Был у меня и еще один секрет. Помимо распускающихся или уже распустившихся цветов, помимо улыбки, которая каждый день освещала лицо Мэгги, я заметил и кое-что еще. Это был старый невидимый друг, который вновь поселился в нашем доме. Вскоре после катастрофически закончившихся родов он исчез, но, едва прослышав, что Мэгги вернулась домой, поспешил сделать то же самое. Произошло это, впрочем, не вдруг, не сразу. Поначалу я замечал только его быстрый промельк в дверях или слышал легкий шорох его присутствия, но поговорить с ним мне не удавалось.

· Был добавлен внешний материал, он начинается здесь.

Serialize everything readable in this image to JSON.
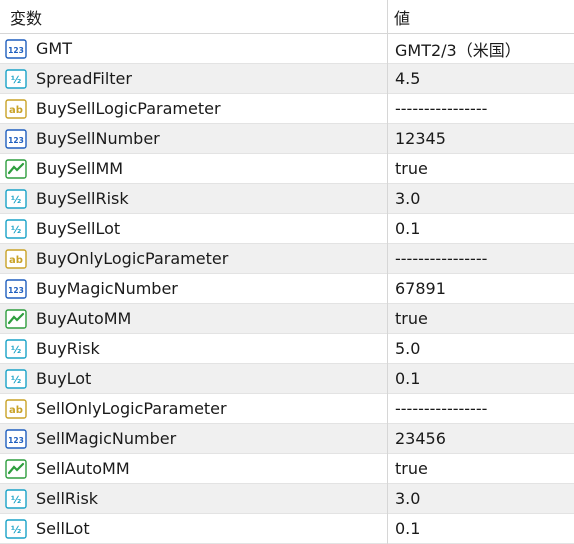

Он пробыл в доме почти неделю, прежде чем я сумел загнать его в угол в нашем старом амбаре. Когда я попросил его остаться, старый друг ничего не ответил – только перенес свое имущество на лопасти старого потолочного вентилятора и устроил себе гнездо на стропилах.

Я со своей стороны старался сделать все, чтобы наш приятель чувствовал себя как можно уютнее, потому что с собой он принес аромат гардений, цветы магнолий, горячие ванны, прохладный пот и заливистый, от души, смех. Он танцевал на крыше чечетку, распевал под дождем, ночами напролет слушал пластинки Дина Мартина и Фрэнка Синатры, а то принимался хихикать без всякой причины. Каждый вечер он спускался со стропил или с вентилятора, на лопастях которого катался, точно на карусели, и осторожно ложился Мэгги на плечи. Какое-то время спустя он с ней уже не расставался, направляясь туда же, куда и она, и это было очень, очень хорошо.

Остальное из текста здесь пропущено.